The Legality of FX Trading in Nigeria
Trading in the currency exchange is lawful, but only if one does it for oneself. Management of other people’s funds through a broker requires a money manager’s license from the Central Bank of Nigeria. As long as you work for yourself, you need not worry.
It is necessary to use a broker that is authorized and licensed in accordance with industry regulations. Sadly, unlike many countries, Nigeria is yet to develop any comprehensive legal framework for Forex. As a result, retail traders are advised to choose regulated brokers based elsewhere.
International MT4 broker brands are overseen by such watchdog organizations as the FCA in the United Kingdom, the CySEC in Cyprus, and the South African FSCA. Licensing confirms compliance with official norms, including negative balance protection. This means even the worst strategy will never cause losses in excess of the trader’s available balance. In a nutshell, they will never end up in the red.
However, the experience of other countries shows that excessive regulation is also stifling. It hampers the running of the market and harms competition. Today, Nigerians have more freedom to engage in trading as long as they are cautious enough.
Applicable Regulation in 2021
Online currency trading in the country is almost unregulated. Officially, foreign exchange activities are overseen by the Central Bank of Nigeria (CBN). The key financial regulator allows trades through banks or registered brokerages.
Over the past few years, the country has seen a strong influx of foreign brokers, some of which have developed a physical presence in the country. As a rule, you can see all licensing details on a company’s website — usually, in the footer. For example, Forextime, a global broker, is authorized by a number of organizations around the world — the FSCA, the FCA, and the CySEC.
Overall, Forex regulation is a gray area. However, the presence of so many brokers in the country reflects the growing popularity of remote money-making. The activity is increasingly widespread, and its adoption has been spurred by international companies and their promotional efforts.
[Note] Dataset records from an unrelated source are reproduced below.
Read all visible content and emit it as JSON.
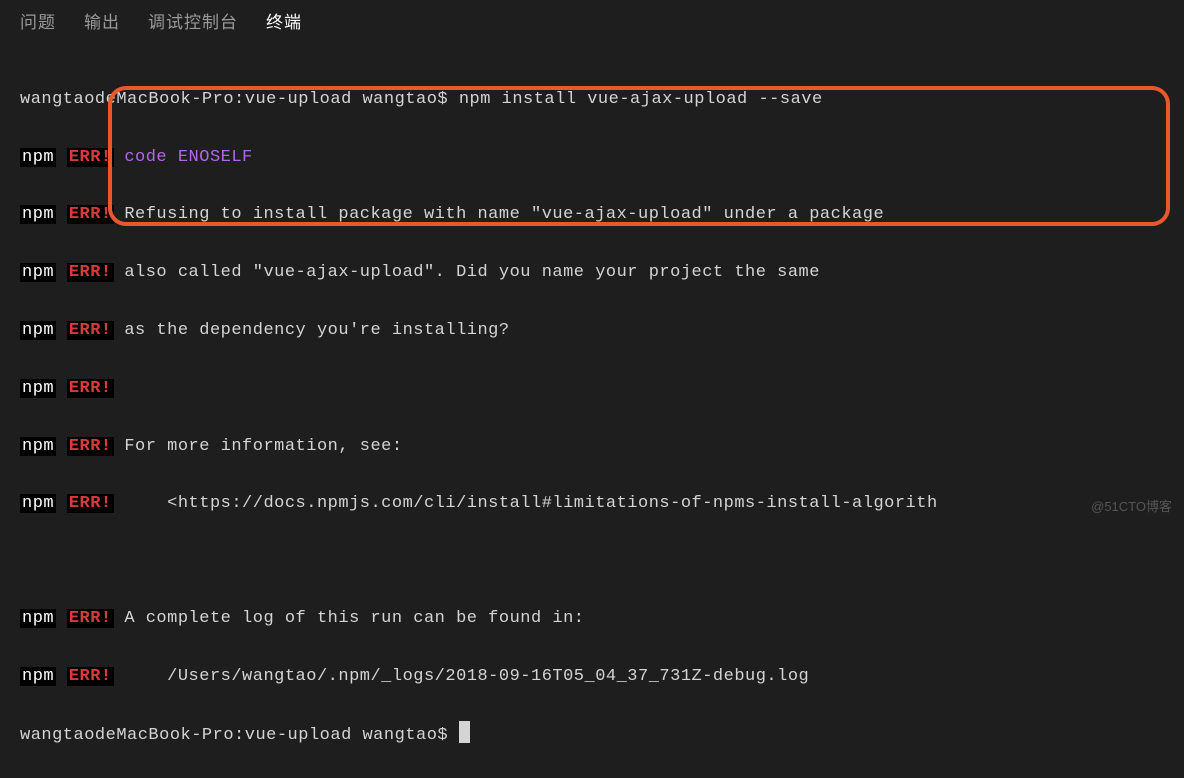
{
  "tabs": {
    "problems": "问题",
    "output": "输出",
    "debug_console": "调试控制台",
    "terminal": "终端"
  },
  "terminal": {
    "prompt_host": "wangtaodeMacBook-Pro",
    "prompt_path": "vue-upload",
    "prompt_user": "wangtao",
    "command": "npm install vue-ajax-upload --save",
    "npm_label": "npm",
    "err_label": "ERR!",
    "err_code_key": "code",
    "err_code_val": "ENOSELF",
    "msg_line1": "Refusing to install package with name \"vue-ajax-upload\" under a package",
    "msg_line2": "also called \"vue-ajax-upload\". Did you name your project the same",
    "msg_line3": "as the dependency you're installing?",
    "msg_line5": "For more information, see:",
    "msg_line6": "    <https://docs.npmjs.com/cli/install#limitations-of-npms-install-algorith",
    "msg_line7": "A complete log of this run can be found in:",
    "msg_line8": "    /Users/wangtao/.npm/_logs/2018-09-16T05_04_37_731Z-debug.log"
  },
  "watermark": "@51CTO博客"
}
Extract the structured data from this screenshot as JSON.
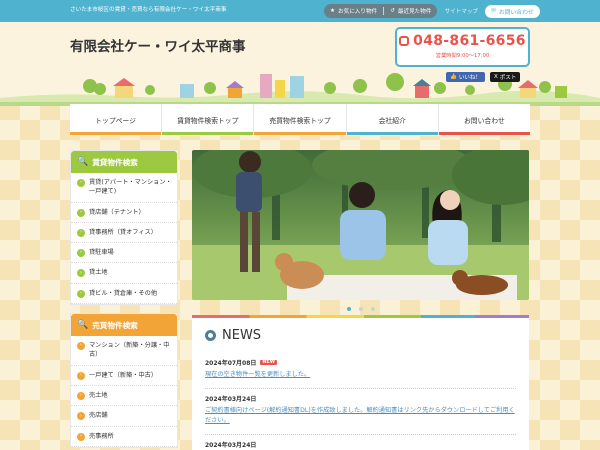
{
  "topbar": {
    "tagline": "さいたま市桜区の賃貸・売買なら有限会社ケー・ワイ太平商事",
    "favorites_label": "お気に入り物件",
    "recent_label": "最近見た物件",
    "sitemap_label": "サイトマップ",
    "contact_label": "お問い合わせ"
  },
  "header": {
    "company": "有限会社ケー・ワイ太平商事",
    "phone": "048-861-6656",
    "hours": "営業時間9:00～17:00",
    "fb_label": "いいね！",
    "tw_label": "ポスト"
  },
  "nav": [
    {
      "label": "トップページ",
      "color": "#f2a436"
    },
    {
      "label": "賃貸物件検索トップ",
      "color": "#9cc93f"
    },
    {
      "label": "売買物件検索トップ",
      "color": "#f2a436"
    },
    {
      "label": "会社紹介",
      "color": "#4fb3cf"
    },
    {
      "label": "お問い合わせ",
      "color": "#e8534a"
    }
  ],
  "sidebar": {
    "rental": {
      "title": "賃貸物件検索",
      "items": [
        "賃貸(アパート・マンション・一戸建て)",
        "貸店舗（テナント）",
        "貸事務所（貸オフィス）",
        "貸駐車場",
        "貸土地",
        "貸ビル・貸倉庫・その他"
      ]
    },
    "sale": {
      "title": "売買物件検索",
      "items": [
        "マンション（新築・分譲・中古）",
        "一戸建て（新築・中古）",
        "売土地",
        "売店舗",
        "売事務所"
      ]
    }
  },
  "slider": {
    "dot_count": 3,
    "active_index": 0
  },
  "news": {
    "title": "NEWS",
    "new_badge": "NEW",
    "items": [
      {
        "date": "2024年07月08日",
        "text": "現在の空き物件一覧を更新しました。",
        "is_new": true
      },
      {
        "date": "2024年03月24日",
        "text": "ご契約書様向けページ(解約通知書DL)を作成致しました。解約通知書はリンク先からダウンロードしてご利用ください。",
        "is_new": false
      },
      {
        "date": "2024年03月24日",
        "text": "",
        "is_new": false
      }
    ]
  }
}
This does not mean lawmakers do not pay attention to the industry at all. For example, the local Association of Online Forex Trading Agents has been encouraging the government to work out a legal framework. This will give local traders more confidence in brokerage services.
Recently, Forex has been affected by the tightening of general banking policies. The central bank has limited the overseas spending allowance on the naira debit cards to $50,000 per year. This applies to the size of a trader’s deposit unless they use other funding sources.
So, Do You Have to Pay Tax?
On the one hand, any money one makes online should be taxable. On the other hand, traders are not subject to any particular tax deductions. Still, every citizen should file their annual Personal Income Tax Return. Profits from Forex trading are classified as Capital Gains Tax, which means deductions amount to 10%.
The Bottom Line
Despite its scope, Forex trading in Nigeria is largely unregulated. As long as residents trade through regulated international brokers and manage their own funds, they are safe. There is no special Forex tax regulation per se, but the money made this way may be classified as capital gains. Therefore, it should be taxed accordingly upon submission of a Personal Income Tax Return.